HOST Almanac: STR identifies P&L winners and losers
HOST Almanac: STR identifies P&L winners and losers
30 AUGUST 2016 8:39 AM

This year’s update of the HOST Almanac reports which areas in the hotel industry did well (inflation-adjusted profits) and which ones didn’t (property taxes).

BROOMFIELD, Colorado—In late-May, STR, parent company of HNN, released the 2016 HOST Almanac, which includes same-store income statement data for approximately 5,000 hotels across the nation. We summarized our findings of national profitability in our news release at that time.

The two most significant data points were the 5.1% increase in revenues and 7.1% increase in gross operating profit for 2015. In examining the data in more detail, there are some interesting trends when looking at specific line items that we collect. Here are some of the biggest year-over-year winners and losers from an owner’s perspective for 2015.

Inflation-adjusted profits—winner

2015 U.S. profits surpassed the previous peak in 2007 on an inflation-adjusted basis. In fact, 2015 profits were greater than every other since 1990, except for 2000. The 2015 profits of $14,964 per available room were more than $2,500 per available room greater than the inflation-adjusted, long-term historical average.

Other F&B revenue—winner?
Other food-and-beverage revenue grew 20.2% in 2015 for our same-store sample. Other F&B revenue primarily consists of meeting space rentals, audiovisual services and rental and F&B-related service charges.

This revenue category is closely aligned with banquet and catering operations and group business. In 2014, these revenues increased as group business bounced back to pre-recession levels. In 2015, these revenues are heavily affected by the 11th edition Uniform System of Accounts for the Lodging Industry changes. The new USALI requires all service charges for the F&B department to be reported as revenues, and the associated expense is then included in F&B expenses, and the impact is apparent, particularly for full-service hotels.

Other operated department revenues—loser
Other operated department revenues actually decreased in 2015 (-5.5%). This category includes revenues from spa, golf, parking and other ancillary operations. This department was down partially due to losing some resort fee revenue, which is now included in miscellaneous income based on the 11th edition USALI. Big-box hotels also negatively affected these revenues, as some significantly scaled back their other department operations.

Miscellaneous income—winner
Miscellaneous income increased 28% in 2015, which was the greatest revenue increase. This category is, of course, the smallest percentage of revenues, contributing only 2.4% of total revenues for this same-store set of hotels.

Miscellaneous income includes revenues for anything that doesn’t have any direct expenses. This includes items such as attrition fees, cancellation fees, commissions from third parties, guest laundry and dry cleaning, and any leased retail or restaurants on-site. The majority of the increased revenues in miscellaneous income came from resort fees this year. The 11th edition USALI requires resort fees are now required to be included in miscellaneous income, rather than included in rooms revenues or other departments. These fees are significant for many hotels, especially those in resort destinations, and this ancillary income greatly affected miscellaneous income overall.

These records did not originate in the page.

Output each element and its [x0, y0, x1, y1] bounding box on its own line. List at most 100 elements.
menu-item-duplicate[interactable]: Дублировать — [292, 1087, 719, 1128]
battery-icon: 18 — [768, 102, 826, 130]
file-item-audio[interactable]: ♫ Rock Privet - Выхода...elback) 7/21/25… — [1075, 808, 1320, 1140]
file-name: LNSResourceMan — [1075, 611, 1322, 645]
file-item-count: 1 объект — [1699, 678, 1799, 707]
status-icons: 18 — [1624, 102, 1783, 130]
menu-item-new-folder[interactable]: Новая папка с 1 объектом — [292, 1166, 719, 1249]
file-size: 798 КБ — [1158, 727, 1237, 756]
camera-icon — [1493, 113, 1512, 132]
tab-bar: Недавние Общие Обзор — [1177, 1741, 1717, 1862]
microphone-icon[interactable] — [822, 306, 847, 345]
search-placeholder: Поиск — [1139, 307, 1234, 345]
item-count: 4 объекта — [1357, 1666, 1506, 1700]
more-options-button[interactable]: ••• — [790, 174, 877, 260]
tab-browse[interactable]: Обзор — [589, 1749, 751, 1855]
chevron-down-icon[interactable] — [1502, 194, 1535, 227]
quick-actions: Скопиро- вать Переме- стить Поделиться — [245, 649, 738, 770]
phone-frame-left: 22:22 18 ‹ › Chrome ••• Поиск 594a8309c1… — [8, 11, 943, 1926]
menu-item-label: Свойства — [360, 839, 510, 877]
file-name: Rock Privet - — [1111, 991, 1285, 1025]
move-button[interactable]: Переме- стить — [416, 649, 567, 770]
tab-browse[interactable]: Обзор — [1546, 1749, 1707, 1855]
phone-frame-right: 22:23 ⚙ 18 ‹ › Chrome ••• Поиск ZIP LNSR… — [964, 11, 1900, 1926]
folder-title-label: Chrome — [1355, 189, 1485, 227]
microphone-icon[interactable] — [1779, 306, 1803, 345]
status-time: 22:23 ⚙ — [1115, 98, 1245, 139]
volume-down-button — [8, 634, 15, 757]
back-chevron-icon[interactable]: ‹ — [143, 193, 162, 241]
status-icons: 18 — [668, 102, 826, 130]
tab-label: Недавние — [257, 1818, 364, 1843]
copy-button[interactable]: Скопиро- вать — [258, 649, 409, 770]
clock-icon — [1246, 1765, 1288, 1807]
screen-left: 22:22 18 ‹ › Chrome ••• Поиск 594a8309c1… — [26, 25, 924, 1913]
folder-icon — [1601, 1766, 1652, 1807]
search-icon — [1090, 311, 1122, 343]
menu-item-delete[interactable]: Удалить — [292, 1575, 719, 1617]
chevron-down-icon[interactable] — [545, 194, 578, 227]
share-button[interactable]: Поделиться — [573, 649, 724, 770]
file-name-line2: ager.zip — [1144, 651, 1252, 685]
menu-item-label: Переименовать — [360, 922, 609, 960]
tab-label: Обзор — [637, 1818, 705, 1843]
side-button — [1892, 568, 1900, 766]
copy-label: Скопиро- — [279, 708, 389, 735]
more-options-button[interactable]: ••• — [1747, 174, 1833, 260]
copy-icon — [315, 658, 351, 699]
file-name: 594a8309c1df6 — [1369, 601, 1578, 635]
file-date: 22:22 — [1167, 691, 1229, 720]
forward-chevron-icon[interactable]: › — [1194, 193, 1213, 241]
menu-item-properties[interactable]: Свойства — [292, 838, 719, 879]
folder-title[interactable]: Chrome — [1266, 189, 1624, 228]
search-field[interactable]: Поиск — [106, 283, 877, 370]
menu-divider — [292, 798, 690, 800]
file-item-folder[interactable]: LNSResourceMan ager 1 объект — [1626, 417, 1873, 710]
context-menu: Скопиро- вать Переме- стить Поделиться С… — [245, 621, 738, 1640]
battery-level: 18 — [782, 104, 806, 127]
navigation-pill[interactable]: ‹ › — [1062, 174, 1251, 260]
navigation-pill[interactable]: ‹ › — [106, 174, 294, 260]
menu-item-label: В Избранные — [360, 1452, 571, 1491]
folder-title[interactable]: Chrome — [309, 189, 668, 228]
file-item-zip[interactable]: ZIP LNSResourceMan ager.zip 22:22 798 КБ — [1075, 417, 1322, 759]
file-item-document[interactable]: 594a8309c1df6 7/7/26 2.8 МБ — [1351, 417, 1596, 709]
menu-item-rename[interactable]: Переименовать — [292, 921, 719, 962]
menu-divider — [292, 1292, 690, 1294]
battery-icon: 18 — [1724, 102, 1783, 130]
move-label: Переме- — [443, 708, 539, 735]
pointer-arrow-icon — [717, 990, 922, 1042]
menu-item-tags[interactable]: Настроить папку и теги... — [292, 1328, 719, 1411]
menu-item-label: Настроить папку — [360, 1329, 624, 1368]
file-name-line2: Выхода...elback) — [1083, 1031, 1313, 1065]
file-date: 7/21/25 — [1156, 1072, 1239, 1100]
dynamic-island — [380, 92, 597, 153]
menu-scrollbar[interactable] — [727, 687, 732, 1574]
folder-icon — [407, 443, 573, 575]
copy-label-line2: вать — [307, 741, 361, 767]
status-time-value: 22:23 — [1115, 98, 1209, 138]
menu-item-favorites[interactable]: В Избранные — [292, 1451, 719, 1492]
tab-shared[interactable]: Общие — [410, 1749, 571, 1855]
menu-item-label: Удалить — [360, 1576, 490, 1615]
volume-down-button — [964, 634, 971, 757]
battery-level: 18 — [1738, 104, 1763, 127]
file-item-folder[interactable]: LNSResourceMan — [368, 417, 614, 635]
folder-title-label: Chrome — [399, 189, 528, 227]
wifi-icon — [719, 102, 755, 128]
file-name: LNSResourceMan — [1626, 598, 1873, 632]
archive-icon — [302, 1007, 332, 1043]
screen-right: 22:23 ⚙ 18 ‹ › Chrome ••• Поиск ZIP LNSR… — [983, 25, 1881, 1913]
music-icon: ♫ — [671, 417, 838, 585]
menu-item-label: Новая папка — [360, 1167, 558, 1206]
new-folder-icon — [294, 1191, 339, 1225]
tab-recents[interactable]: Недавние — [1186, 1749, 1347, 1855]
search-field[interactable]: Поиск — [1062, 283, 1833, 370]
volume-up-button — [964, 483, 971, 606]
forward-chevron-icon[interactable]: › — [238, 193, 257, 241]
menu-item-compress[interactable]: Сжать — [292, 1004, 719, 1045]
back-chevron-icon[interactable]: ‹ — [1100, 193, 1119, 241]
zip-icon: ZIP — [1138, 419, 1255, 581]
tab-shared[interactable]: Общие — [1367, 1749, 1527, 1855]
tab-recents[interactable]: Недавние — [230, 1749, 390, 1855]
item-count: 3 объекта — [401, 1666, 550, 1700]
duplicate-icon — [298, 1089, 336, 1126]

Marketing expense realized an 8.6% increase in 2015. Marketing expense also includes franchise fees, which increased 9% in 2015. While an 8.6% increase was the largest expense increase, marketing expense is spent to increase or maintain room demand and revenues, so this is certainly not a bad use of dollars.

Utility expense was an interesting category this year because it actually decreased from last year. Utility expense is considered a variable expense, which typically increases along with occupancy. While occupancy increased again, utility costs decreased. This decrease is clearly related to lower prices in the energy sector.

Property taxes—loser
Property taxes were the expense with the second most growth in 2015. Property taxes are considered a fixed expense, so you wouldn’t expect much growth year-to-year. Of course, many hoteliers were able to appeal their property tax assessments in 2009 through 2012, when revenues were way down. For many areas, reassessments only take place every two or three years, so it looks like this expense is beginning to catch back up with the revenue gains made in the past several years.

Insurance was another interesting category this year, in that it decreased 3.6% in 2015. Insurance is also a fixed expense, so you don’t expect much year-over-year change. It was relatively flat in 2014 as well, so this expense has been well-controlled by hoteliers in recent years.

Other notables

Upper midscale converts revenue increases into profit gains—winner
The big winner this year in terms of profit growth were upper midscale hotels with 8.4% gross operating profit growth. Upper midscale hotels achieved a 5.9% increase in total revenues, while also turning that revenue increase into even greater profit gains. The luxury class illustrated the lowest revenue and GOP gains this year, 4.9% and 6%, respectively.

Resort locations illustrate strong GOP growth—winner
Hotels included in STR’s resort location type—as opposed to urban, suburban, airport, etc.—illustrated strong profit growth in 2015. While total revenues in this segment grew 6%, GOP grew 9.9%. Modest growth in rooms, administrative and general, and property operations and maintenance expense certainly helped in this segment, but so did a 6.3% decrease in utility expense.